Wortmann, Daniel; Baroni, Stefano; Degomme, Augustin; Delugas, Pietro; DE GIRONCOLI, STEFANO MARIA; Ferretti, Andrea; Garcia, Alberto; Genovese, Luigi; Giannozzi, Paolo; Kozhevnikov, Anton; Spallanzani, Nicola

Ensuring an efficient use of the upcoming pre- and exascale architectures is one of the key targets of the MAX project. In this context WP2 focuses on efforts to provide the MAX flagship codes with performance portable computational kernels. Together with the activities reported in WP4, a trend analysis clearly shows that forthcoming HPC architecture (including those relevant for EuroHPC) will be largely heterogeneous and mostly dominated by GPU accelerators. Therefore, we focused our attention on the corresponding programming frameworks and challenges. Our work is mostly focused on the specific needs of our codes and methods, and we employed a variety of software engineering approaches and programming models for GPU accelerators. Beyond the use of Cuda(-Fortran) to extend the CPU performance of the codes to NVidia-based GPU hardware, the directive based programming models OpenACC and OpenMP were employed to exploit the capabilities of hardware across vendors. As a main outcome of these activities, all MAX-flagship codes are now able to exploit the compute power of at least the most widespread (Intel and AMD) CPU and (NVidia) GPU architectures.
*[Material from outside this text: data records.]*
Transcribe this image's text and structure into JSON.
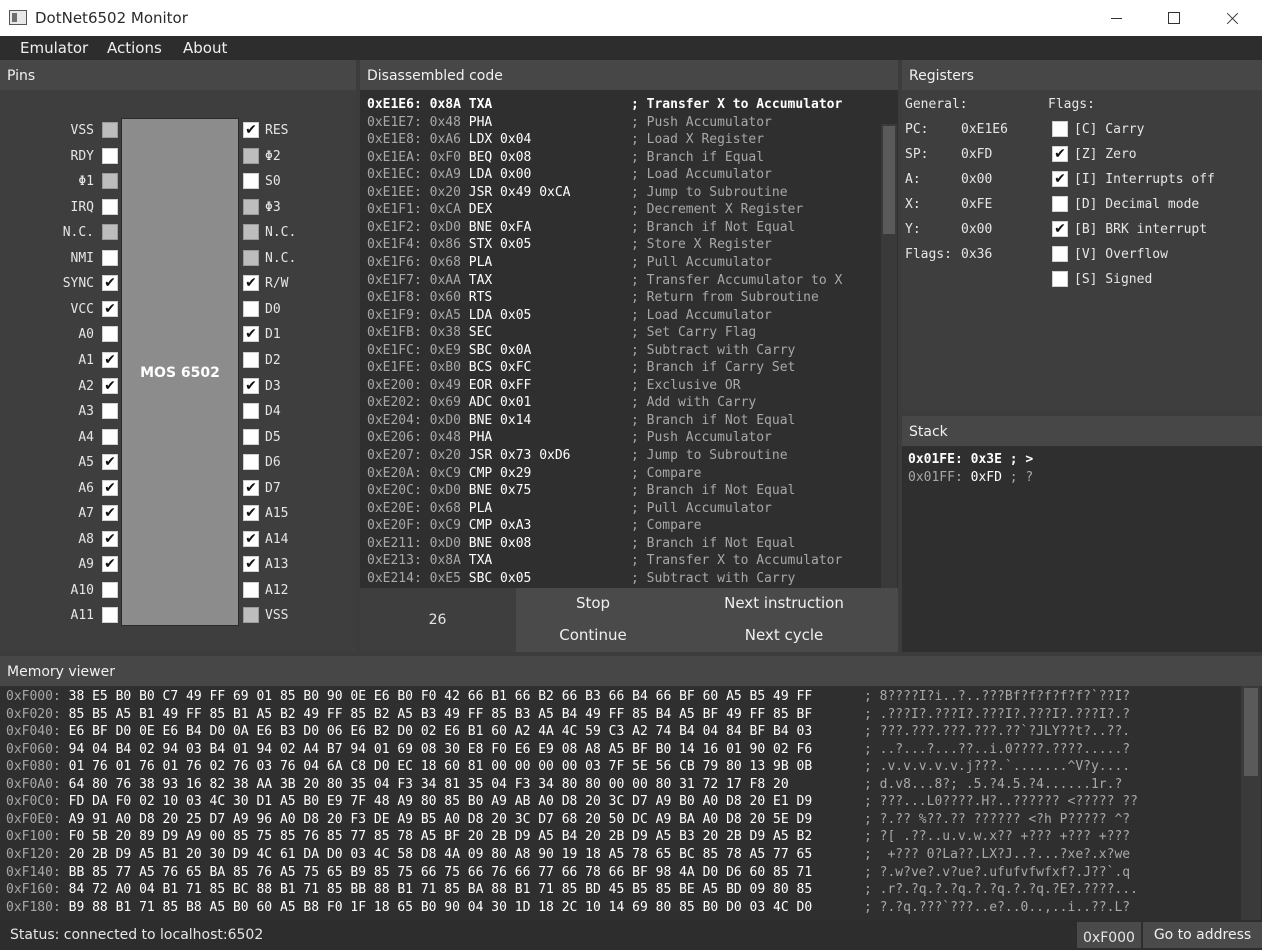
{
  "window": {
    "title": "DotNet6502 Monitor"
  },
  "menu": [
    "Emulator",
    "Actions",
    "About"
  ],
  "pins": {
    "header": "Pins",
    "chip_label": "MOS 6502",
    "left": [
      {
        "label": "VSS",
        "checked": false,
        "disabled": true
      },
      {
        "label": "RDY",
        "checked": false,
        "disabled": false
      },
      {
        "label": "Φ1",
        "checked": false,
        "disabled": true
      },
      {
        "label": "IRQ",
        "checked": false,
        "disabled": false
      },
      {
        "label": "N.C.",
        "checked": false,
        "disabled": true
      },
      {
        "label": "NMI",
        "checked": false,
        "disabled": false
      },
      {
        "label": "SYNC",
        "checked": true,
        "disabled": false
      },
      {
        "label": "VCC",
        "checked": true,
        "disabled": false
      },
      {
        "label": "A0",
        "checked": false,
        "disabled": false
      },
      {
        "label": "A1",
        "checked": true,
        "disabled": false
      },
      {
        "label": "A2",
        "checked": true,
        "disabled": false
      },
      {
        "label": "A3",
        "checked": false,
        "disabled": false
      },
      {
        "label": "A4",
        "checked": false,
        "disabled": false
      },
      {
        "label": "A5",
        "checked": true,
        "disabled": false
      },
      {
        "label": "A6",
        "checked": true,
        "disabled": false
      },
      {
        "label": "A7",
        "checked": true,
        "disabled": false
      },
      {
        "label": "A8",
        "checked": true,
        "disabled": false
      },
      {
        "label": "A9",
        "checked": true,
        "disabled": false
      },
      {
        "label": "A10",
        "checked": false,
        "disabled": false
      },
      {
        "label": "A11",
        "checked": false,
        "disabled": false
      }
    ],
    "right": [
      {
        "label": "RES",
        "checked": true,
        "disabled": false
      },
      {
        "label": "Φ2",
        "checked": false,
        "disabled": true
      },
      {
        "label": "S0",
        "checked": false,
        "disabled": false
      },
      {
        "label": "Φ3",
        "checked": false,
        "disabled": true
      },
      {
        "label": "N.C.",
        "checked": false,
        "disabled": true
      },
      {
        "label": "N.C.",
        "checked": false,
        "disabled": true
      },
      {
        "label": "R/W",
        "checked": true,
        "disabled": false
      },
      {
        "label": "D0",
        "checked": false,
        "disabled": false
      },
      {
        "label": "D1",
        "checked": true,
        "disabled": false
      },
      {
        "label": "D2",
        "checked": false,
        "disabled": false
      },
      {
        "label": "D3",
        "checked": true,
        "disabled": false
      },
      {
        "label": "D4",
        "checked": false,
        "disabled": false
      },
      {
        "label": "D5",
        "checked": false,
        "disabled": false
      },
      {
        "label": "D6",
        "checked": false,
        "disabled": false
      },
      {
        "label": "D7",
        "checked": true,
        "disabled": false
      },
      {
        "label": "A15",
        "checked": true,
        "disabled": false
      },
      {
        "label": "A14",
        "checked": true,
        "disabled": false
      },
      {
        "label": "A13",
        "checked": true,
        "disabled": false
      },
      {
        "label": "A12",
        "checked": false,
        "disabled": false
      },
      {
        "label": "VSS",
        "checked": false,
        "disabled": true
      }
    ]
  },
  "disassembly": {
    "header": "Disassembled code",
    "current_index": 0,
    "lines": [
      {
        "addr": "0xE1E6: 0x8A",
        "op": "TXA",
        "comment": "; Transfer X to Accumulator"
      },
      {
        "addr": "0xE1E7: 0x48",
        "op": "PHA",
        "comment": "; Push Accumulator"
      },
      {
        "addr": "0xE1E8: 0xA6",
        "op": "LDX 0x04",
        "comment": "; Load X Register"
      },
      {
        "addr": "0xE1EA: 0xF0",
        "op": "BEQ 0x08",
        "comment": "; Branch if Equal"
      },
      {
        "addr": "0xE1EC: 0xA9",
        "op": "LDA 0x00",
        "comment": "; Load Accumulator"
      },
      {
        "addr": "0xE1EE: 0x20",
        "op": "JSR 0x49 0xCA",
        "comment": "; Jump to Subroutine"
      },
      {
        "addr": "0xE1F1: 0xCA",
        "op": "DEX",
        "comment": "; Decrement X Register"
      },
      {
        "addr": "0xE1F2: 0xD0",
        "op": "BNE 0xFA",
        "comment": "; Branch if Not Equal"
      },
      {
        "addr": "0xE1F4: 0x86",
        "op": "STX 0x05",
        "comment": "; Store X Register"
      },
      {
        "addr": "0xE1F6: 0x68",
        "op": "PLA",
        "comment": "; Pull Accumulator"
      },
      {
        "addr": "0xE1F7: 0xAA",
        "op": "TAX",
        "comment": "; Transfer Accumulator to X"
      },
      {
        "addr": "0xE1F8: 0x60",
        "op": "RTS",
        "comment": "; Return from Subroutine"
      },
      {
        "addr": "0xE1F9: 0xA5",
        "op": "LDA 0x05",
        "comment": "; Load Accumulator"
      },
      {
        "addr": "0xE1FB: 0x38",
        "op": "SEC",
        "comment": "; Set Carry Flag"
      },
      {
        "addr": "0xE1FC: 0xE9",
        "op": "SBC 0x0A",
        "comment": "; Subtract with Carry"
      },
      {
        "addr": "0xE1FE: 0xB0",
        "op": "BCS 0xFC",
        "comment": "; Branch if Carry Set"
      },
      {
        "addr": "0xE200: 0x49",
        "op": "EOR 0xFF",
        "comment": "; Exclusive OR"
      },
      {
        "addr": "0xE202: 0x69",
        "op": "ADC 0x01",
        "comment": "; Add with Carry"
      },
      {
        "addr": "0xE204: 0xD0",
        "op": "BNE 0x14",
        "comment": "; Branch if Not Equal"
      },
      {
        "addr": "0xE206: 0x48",
        "op": "PHA",
        "comment": "; Push Accumulator"
      },
      {
        "addr": "0xE207: 0x20",
        "op": "JSR 0x73 0xD6",
        "comment": "; Jump to Subroutine"
      },
      {
        "addr": "0xE20A: 0xC9",
        "op": "CMP 0x29",
        "comment": "; Compare"
      },
      {
        "addr": "0xE20C: 0xD0",
        "op": "BNE 0x75",
        "comment": "; Branch if Not Equal"
      },
      {
        "addr": "0xE20E: 0x68",
        "op": "PLA",
        "comment": "; Pull Accumulator"
      },
      {
        "addr": "0xE20F: 0xC9",
        "op": "CMP 0xA3",
        "comment": "; Compare"
      },
      {
        "addr": "0xE211: 0xD0",
        "op": "BNE 0x08",
        "comment": "; Branch if Not Equal"
      },
      {
        "addr": "0xE213: 0x8A",
        "op": "TXA",
        "comment": "; Transfer X to Accumulator"
      },
      {
        "addr": "0xE214: 0xE5",
        "op": "SBC 0x05",
        "comment": "; Subtract with Carry"
      }
    ],
    "cycle_count": "26",
    "buttons": {
      "stop": "Stop",
      "continue": "Continue",
      "next_instruction": "Next instruction",
      "next_cycle": "Next cycle"
    }
  },
  "registers": {
    "header": "Registers",
    "general_label": "General:",
    "flags_label": "Flags:",
    "general": [
      {
        "name": "PC:",
        "value": "0xE1E6"
      },
      {
        "name": "SP:",
        "value": "0xFD"
      },
      {
        "name": "A:",
        "value": "0x00"
      },
      {
        "name": "X:",
        "value": "0xFE"
      },
      {
        "name": "Y:",
        "value": "0x00"
      },
      {
        "name": "Flags:",
        "value": "0x36"
      }
    ],
    "flags": [
      {
        "label": "[C] Carry",
        "checked": false
      },
      {
        "label": "[Z] Zero",
        "checked": true
      },
      {
        "label": "[I] Interrupts off",
        "checked": true
      },
      {
        "label": "[D] Decimal mode",
        "checked": false
      },
      {
        "label": "[B] BRK interrupt",
        "checked": true
      },
      {
        "label": "[V] Overflow",
        "checked": false
      },
      {
        "label": "[S] Signed",
        "checked": false
      }
    ]
  },
  "stack": {
    "header": "Stack",
    "top_index": 0,
    "lines": [
      {
        "addr": "0x01FE:",
        "value": "0x3E",
        "comment": "; >"
      },
      {
        "addr": "0x01FF:",
        "value": "0xFD",
        "comment": "; ?"
      }
    ]
  },
  "memory": {
    "header": "Memory viewer",
    "lines": [
      {
        "addr": "0xF000:",
        "bytes": "38 E5 B0 B0 C7 49 FF 69 01 85 B0 90 0E E6 B0 F0 42 66 B1 66 B2 66 B3 66 B4 66 BF 60 A5 B5 49 FF",
        "chars": "; 8????I?i..?..???Bf?f?f?f?f?`??I?"
      },
      {
        "addr": "0xF020:",
        "bytes": "85 B5 A5 B1 49 FF 85 B1 A5 B2 49 FF 85 B2 A5 B3 49 FF 85 B3 A5 B4 49 FF 85 B4 A5 BF 49 FF 85 BF",
        "chars": "; .???I?.???I?.???I?.???I?.???I?.?"
      },
      {
        "addr": "0xF040:",
        "bytes": "E6 BF D0 0E E6 B4 D0 0A E6 B3 D0 06 E6 B2 D0 02 E6 B1 60 A2 4A 4C 59 C3 A2 74 B4 04 84 BF B4 03",
        "chars": "; ???.???.???.???.??`?JLY??t?..??."
      },
      {
        "addr": "0xF060:",
        "bytes": "94 04 B4 02 94 03 B4 01 94 02 A4 B7 94 01 69 08 30 E8 F0 E6 E9 08 A8 A5 BF B0 14 16 01 90 02 F6",
        "chars": "; ..?...?...??..i.0????.????.....?"
      },
      {
        "addr": "0xF080:",
        "bytes": "01 76 01 76 01 76 02 76 03 76 04 6A C8 D0 EC 18 60 81 00 00 00 00 03 7F 5E 56 CB 79 80 13 9B 0B",
        "chars": "; .v.v.v.v.v.j???.`.......^V?y...."
      },
      {
        "addr": "0xF0A0:",
        "bytes": "64 80 76 38 93 16 82 38 AA 3B 20 80 35 04 F3 34 81 35 04 F3 34 80 80 00 00 80 31 72 17 F8 20",
        "chars": "; d.v8...8?; .5.?4.5.?4......1r.?"
      },
      {
        "addr": "0xF0C0:",
        "bytes": "FD DA F0 02 10 03 4C 30 D1 A5 B0 E9 7F 48 A9 80 85 B0 A9 AB A0 D8 20 3C D7 A9 B0 A0 D8 20 E1 D9",
        "chars": "; ???...L0????.H?..?????? <????? ??"
      },
      {
        "addr": "0xF0E0:",
        "bytes": "A9 91 A0 D8 20 25 D7 A9 96 A0 D8 20 F3 DE A9 B5 A0 D8 20 3C D7 68 20 50 DC A9 BA A0 D8 20 5E D9",
        "chars": "; ?.?? %??.?? ?????? <?h P????? ^?"
      },
      {
        "addr": "0xF100:",
        "bytes": "F0 5B 20 89 D9 A9 00 85 75 85 76 85 77 85 78 A5 BF 20 2B D9 A5 B4 20 2B D9 A5 B3 20 2B D9 A5 B2",
        "chars": "; ?[ .??..u.v.w.x?? +??? +??? +???"
      },
      {
        "addr": "0xF120:",
        "bytes": "20 2B D9 A5 B1 20 30 D9 4C 61 DA D0 03 4C 58 D8 4A 09 80 A8 90 19 18 A5 78 65 BC 85 78 A5 77 65",
        "chars": ";  +??? 0?La??.LX?J..?...?xe?.x?we"
      },
      {
        "addr": "0xF140:",
        "bytes": "BB 85 77 A5 76 65 BA 85 76 A5 75 65 B9 85 75 66 75 66 76 66 77 66 78 66 BF 98 4A D0 D6 60 85 71",
        "chars": "; ?.w?ve?.v?ue?.ufufvfwfxf?.J??`.q"
      },
      {
        "addr": "0xF160:",
        "bytes": "84 72 A0 04 B1 71 85 BC 88 B1 71 85 BB 88 B1 71 85 BA 88 B1 71 85 BD 45 B5 85 BE A5 BD 09 80 85",
        "chars": "; .r?.?q.?.?q.?.?q.?.?q.?E?.????..."
      },
      {
        "addr": "0xF180:",
        "bytes": "B9 88 B1 71 85 B8 A5 B0 60 A5 B8 F0 1F 18 65 B0 90 04 30 1D 18 2C 10 14 69 80 85 B0 D0 03 4C D0",
        "chars": "; ?.?q.???`???..e?..0..,..i..??.L?"
      }
    ]
  },
  "status": {
    "text": "Status: connected to localhost:6502",
    "address_value": "0xF000",
    "goto_label": "Go to address"
  }
}
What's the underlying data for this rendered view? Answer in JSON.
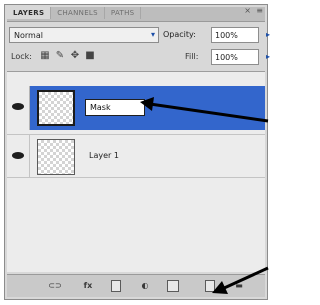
{
  "tabs": [
    {
      "label": "LAYERS",
      "active": true
    },
    {
      "label": "CHANNELS",
      "active": false
    },
    {
      "label": "PATHS",
      "active": false
    }
  ],
  "panel_close": "×",
  "panel_menu": "≡",
  "blend": {
    "value": "Normal"
  },
  "opacity": {
    "label": "Opacity:",
    "value": "100%"
  },
  "lock": {
    "label": "Lock:"
  },
  "fill": {
    "label": "Fill:",
    "value": "100%"
  },
  "layers": [
    {
      "name": "Mask",
      "selected": true,
      "editing": true,
      "visible": true
    },
    {
      "name": "Layer 1",
      "selected": false,
      "editing": false,
      "visible": true
    }
  ],
  "colors": {
    "selection": "#3366cc",
    "panel_bg": "#d8d8d8",
    "list_bg": "#ececec",
    "arrow": "#000000"
  },
  "icons": {
    "lock_transparent": "checkerboard-lock-icon",
    "lock_image": "brush-lock-icon",
    "lock_position": "move-lock-icon",
    "lock_all": "padlock-icon",
    "toolbar": [
      "link-layers-icon",
      "fx-icon",
      "add-mask-icon",
      "adjustment-layer-icon",
      "new-group-icon",
      "new-layer-icon",
      "trash-icon"
    ]
  }
}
These efforts are well documented by corresponding performance figures as obtained on some of the most recent supercomputers in Europe. We not only achieve high single node performance or satisfactory utilisation of a single GPU/node, but also focused on parallelization efficiency and demonstrate in multiple benchmarks and use-cases the parallel scaling and efficiency over many nodes. Throughout this deliverable, these achievements are demonstrated by numerical example and benchmarks for each MAX flagship code. Overall, this shows a clear path to the use of a significant share of the computational resources available on current supercomputers, as well as on future (pre-)exascale machines. Many kernels and computationally relevant parts of the codes and libraries have been redesigned to be able to provide performance using portable frameworks. Thereby, we prepare for future architectures like AMD-based GPUs (as e.g. used in the coming pre-exascale machine LUMI) or Intel GPUs (expected to be released soon). However, due to the lack of hard- and software support results are still sparse for these efforts, and we expect to be able to obtain convincing numbers only after these systems are out into production and their compilers and low-level software is released.